Easter 2018

25 March 2018

Jesus on the cross asks his Father to forgive us. Forgive what? Our inability, as humankind, to understand that the things we choose to do might hurt others. And hurt ourselves. Our inability to understand that, when others are hurt, we are damaged ourselves. Archbishop Desmond Tutu calls it Ubuntu. What diminishes you diminishes me. Humankind is unable to understand that to a greater or lesser extent... we are all victims. Victims of the world we inhabit; the society and communities and peer groups to which we belong.

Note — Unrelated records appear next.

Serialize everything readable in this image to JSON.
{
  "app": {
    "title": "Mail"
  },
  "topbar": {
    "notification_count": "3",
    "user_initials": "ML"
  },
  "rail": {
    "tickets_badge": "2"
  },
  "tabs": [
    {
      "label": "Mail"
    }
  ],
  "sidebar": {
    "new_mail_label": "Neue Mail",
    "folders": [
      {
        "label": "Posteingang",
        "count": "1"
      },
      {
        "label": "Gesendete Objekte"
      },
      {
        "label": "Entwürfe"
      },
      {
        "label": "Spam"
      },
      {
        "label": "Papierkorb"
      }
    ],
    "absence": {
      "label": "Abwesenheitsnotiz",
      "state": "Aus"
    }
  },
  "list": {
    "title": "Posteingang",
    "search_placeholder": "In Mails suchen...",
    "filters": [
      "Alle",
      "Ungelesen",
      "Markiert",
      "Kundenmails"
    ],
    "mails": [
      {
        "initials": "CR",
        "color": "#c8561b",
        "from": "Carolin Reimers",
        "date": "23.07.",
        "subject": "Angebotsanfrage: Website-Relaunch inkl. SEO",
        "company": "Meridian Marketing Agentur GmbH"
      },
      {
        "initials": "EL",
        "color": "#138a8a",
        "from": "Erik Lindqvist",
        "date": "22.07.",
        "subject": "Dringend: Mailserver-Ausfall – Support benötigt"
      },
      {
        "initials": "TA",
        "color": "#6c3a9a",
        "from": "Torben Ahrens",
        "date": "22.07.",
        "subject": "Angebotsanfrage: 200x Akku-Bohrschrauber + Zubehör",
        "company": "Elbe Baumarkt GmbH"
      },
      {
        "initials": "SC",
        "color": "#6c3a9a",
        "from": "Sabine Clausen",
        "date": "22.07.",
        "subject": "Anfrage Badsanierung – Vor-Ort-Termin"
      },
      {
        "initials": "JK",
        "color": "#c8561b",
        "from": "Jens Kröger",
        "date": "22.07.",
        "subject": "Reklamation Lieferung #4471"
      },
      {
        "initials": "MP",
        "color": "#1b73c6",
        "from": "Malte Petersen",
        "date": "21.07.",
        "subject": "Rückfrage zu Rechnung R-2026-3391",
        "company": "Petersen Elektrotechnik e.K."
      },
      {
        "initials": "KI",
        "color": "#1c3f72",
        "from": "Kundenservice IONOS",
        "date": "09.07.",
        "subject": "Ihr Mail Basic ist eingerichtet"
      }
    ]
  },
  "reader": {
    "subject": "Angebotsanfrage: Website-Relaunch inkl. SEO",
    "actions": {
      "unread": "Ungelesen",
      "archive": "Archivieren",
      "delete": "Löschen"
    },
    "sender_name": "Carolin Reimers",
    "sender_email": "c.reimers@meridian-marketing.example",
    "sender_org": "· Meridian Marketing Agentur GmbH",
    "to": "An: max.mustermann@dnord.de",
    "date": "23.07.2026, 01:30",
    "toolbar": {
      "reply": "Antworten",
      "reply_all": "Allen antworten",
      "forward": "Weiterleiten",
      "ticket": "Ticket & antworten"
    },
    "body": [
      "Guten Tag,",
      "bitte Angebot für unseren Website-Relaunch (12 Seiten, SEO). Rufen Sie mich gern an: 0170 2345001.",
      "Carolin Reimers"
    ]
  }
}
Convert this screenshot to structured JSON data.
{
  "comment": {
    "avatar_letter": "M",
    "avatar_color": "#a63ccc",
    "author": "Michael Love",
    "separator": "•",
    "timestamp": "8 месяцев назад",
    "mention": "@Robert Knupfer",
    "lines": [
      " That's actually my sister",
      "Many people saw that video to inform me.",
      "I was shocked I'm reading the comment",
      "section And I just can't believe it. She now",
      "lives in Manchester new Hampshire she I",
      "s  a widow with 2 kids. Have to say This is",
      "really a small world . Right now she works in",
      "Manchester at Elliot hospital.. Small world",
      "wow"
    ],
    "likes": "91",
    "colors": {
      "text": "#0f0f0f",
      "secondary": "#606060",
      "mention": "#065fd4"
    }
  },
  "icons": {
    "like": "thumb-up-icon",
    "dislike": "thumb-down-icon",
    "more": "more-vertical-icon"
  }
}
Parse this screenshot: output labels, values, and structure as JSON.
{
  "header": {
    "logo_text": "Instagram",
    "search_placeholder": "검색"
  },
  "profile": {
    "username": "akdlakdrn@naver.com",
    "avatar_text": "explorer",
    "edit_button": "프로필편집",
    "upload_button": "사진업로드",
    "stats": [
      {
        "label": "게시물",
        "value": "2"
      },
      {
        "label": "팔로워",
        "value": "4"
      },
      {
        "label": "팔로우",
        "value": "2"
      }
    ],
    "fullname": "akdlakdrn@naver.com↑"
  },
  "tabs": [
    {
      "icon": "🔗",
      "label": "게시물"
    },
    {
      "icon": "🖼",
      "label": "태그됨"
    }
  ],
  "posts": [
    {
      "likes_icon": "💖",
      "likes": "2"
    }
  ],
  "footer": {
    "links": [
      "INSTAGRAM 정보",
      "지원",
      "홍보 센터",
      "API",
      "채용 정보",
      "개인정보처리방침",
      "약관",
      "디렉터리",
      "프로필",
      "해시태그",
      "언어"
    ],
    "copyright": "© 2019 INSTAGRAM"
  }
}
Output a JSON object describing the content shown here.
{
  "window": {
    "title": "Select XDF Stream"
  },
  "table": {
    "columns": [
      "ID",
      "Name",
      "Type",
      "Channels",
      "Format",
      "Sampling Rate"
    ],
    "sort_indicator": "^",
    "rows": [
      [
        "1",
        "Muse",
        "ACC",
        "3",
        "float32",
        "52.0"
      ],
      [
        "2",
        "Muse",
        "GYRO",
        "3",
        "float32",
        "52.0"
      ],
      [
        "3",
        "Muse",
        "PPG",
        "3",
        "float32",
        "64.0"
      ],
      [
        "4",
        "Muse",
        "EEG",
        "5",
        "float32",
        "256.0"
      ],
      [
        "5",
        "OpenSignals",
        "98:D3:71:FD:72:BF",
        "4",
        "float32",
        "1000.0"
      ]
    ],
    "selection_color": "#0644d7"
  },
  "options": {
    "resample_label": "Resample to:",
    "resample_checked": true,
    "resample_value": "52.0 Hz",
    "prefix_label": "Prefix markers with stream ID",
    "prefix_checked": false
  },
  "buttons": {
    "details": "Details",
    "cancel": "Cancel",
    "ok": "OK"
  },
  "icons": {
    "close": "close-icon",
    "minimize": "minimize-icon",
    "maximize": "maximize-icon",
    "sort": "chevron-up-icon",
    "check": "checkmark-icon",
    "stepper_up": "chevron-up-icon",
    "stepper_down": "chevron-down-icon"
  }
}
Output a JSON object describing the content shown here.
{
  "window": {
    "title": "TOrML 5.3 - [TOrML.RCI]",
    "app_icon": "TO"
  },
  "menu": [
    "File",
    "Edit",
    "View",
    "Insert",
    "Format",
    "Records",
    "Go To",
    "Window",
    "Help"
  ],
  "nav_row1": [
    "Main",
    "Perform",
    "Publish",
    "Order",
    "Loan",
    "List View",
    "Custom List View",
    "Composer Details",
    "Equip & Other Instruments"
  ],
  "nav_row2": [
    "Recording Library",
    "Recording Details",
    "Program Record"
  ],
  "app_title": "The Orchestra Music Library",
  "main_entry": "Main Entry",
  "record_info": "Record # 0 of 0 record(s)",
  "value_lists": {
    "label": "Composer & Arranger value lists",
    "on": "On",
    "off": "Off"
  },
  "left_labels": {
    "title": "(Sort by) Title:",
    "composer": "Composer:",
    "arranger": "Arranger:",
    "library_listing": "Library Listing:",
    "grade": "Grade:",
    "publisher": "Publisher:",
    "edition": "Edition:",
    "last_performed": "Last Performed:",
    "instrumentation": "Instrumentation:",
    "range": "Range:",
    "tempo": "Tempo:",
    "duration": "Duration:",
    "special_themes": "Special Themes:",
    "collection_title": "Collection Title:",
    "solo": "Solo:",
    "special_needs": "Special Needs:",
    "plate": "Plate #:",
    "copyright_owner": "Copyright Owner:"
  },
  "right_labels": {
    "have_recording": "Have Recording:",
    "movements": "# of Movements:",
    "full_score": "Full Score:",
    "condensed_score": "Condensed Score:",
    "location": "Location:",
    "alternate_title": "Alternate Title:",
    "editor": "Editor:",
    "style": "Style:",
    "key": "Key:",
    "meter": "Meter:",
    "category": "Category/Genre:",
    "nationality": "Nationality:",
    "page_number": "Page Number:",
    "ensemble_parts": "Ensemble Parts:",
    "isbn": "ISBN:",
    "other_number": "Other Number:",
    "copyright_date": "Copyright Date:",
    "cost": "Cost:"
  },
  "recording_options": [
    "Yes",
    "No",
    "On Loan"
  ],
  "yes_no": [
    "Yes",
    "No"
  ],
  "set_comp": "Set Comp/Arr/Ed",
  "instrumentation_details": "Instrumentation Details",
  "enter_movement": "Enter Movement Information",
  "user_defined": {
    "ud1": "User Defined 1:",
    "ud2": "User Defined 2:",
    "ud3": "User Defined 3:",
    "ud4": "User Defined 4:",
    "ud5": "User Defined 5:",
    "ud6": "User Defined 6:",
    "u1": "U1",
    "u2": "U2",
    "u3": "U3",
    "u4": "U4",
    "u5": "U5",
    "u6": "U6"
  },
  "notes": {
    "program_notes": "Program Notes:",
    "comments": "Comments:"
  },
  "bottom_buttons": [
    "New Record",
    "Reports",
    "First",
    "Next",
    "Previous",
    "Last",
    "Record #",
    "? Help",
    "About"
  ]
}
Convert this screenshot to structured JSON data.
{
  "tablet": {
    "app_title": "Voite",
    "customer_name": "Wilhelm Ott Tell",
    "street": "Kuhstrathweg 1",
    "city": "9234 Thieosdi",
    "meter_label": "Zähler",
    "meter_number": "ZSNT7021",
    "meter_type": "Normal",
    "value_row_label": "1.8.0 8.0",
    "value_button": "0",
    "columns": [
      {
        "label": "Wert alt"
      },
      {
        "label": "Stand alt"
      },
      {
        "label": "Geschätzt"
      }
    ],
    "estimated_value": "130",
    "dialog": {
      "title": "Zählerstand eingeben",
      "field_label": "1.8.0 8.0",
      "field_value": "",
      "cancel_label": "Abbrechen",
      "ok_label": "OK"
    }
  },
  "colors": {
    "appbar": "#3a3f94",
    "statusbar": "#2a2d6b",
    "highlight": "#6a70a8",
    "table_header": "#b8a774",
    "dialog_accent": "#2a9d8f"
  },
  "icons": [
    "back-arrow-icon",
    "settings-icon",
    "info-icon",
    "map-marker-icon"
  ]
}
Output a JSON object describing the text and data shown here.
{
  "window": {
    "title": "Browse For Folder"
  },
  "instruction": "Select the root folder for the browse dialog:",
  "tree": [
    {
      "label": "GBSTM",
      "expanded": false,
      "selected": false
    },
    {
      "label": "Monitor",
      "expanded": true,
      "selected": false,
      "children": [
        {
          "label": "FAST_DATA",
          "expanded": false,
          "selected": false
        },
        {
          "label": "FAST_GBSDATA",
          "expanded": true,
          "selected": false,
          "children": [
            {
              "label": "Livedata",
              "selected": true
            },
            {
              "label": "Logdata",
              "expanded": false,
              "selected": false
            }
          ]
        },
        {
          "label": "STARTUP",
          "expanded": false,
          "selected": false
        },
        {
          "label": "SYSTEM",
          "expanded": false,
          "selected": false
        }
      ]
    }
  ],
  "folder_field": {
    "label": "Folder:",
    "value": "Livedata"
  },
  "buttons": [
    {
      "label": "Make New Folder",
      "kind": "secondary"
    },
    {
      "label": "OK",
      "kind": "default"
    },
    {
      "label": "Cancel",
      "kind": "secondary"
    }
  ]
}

Jesus on the cross tells us that we don’t know what we are doing. We can’t know. We are trapped in these finite human bodies with our wonderful, but ultimately limited, imaginations. By definition being human, means we are incapable of knowing what we are doing – at least, in the way that God knows. And it is because God knows and we don’t that he sent his Son. Certainly, we know better now. After two thousand years of working at it. Trying to listen to God. Trying to understand. Trying to relate to Jesus and his work - there, gasping for breath on the cross. Where we put him. But even those two thousand years hold some shameful – sometimes astonishingly shameful and cruel – events which strongly suggest we Christians, let alone non-Christians, often do not truly know what we are doing.

We will never really know the pain we have caused our parents, our friends, our loved-ones, our neighbours; the person in the shop we push in front of, the driver of the other car ‘in our way’, the person we ignore or disdain simply because they are different. But we do cause pain. It seems to be part of the human condition to cause - and be caused - pain. Because we don’t really know what we are doing. And yet... we are forgiven. Christ on the cross exposes us to a new understanding. An understanding that there is a different way we could be. A way into which the cross releases us.

It is the lack of humankind’s self-awareness that lifted Christ onto the cross. It was Christ’s submitting to our lifting him there, that leads to our greater self-understanding. Come and See. Watch and Understand. Look and Learn. This is the power of the cross. To teach. To lead. To change. Hearts. Minds. Humankind. The Way of the world. Christ asks our Father in heaven to forgive us because we lack knowledge. Not in spite of it. Not to spite us but to love us. And by loving us, to change us.

When we look into the face of Christ on the cross, we do not confront him, he confronts us… with a light that shows us this new way of Being into which we are released. Where violence and cruelty, selfishness and greed are overcome - by faith, by hope, and above all by love.

May God bless you this Easter and always.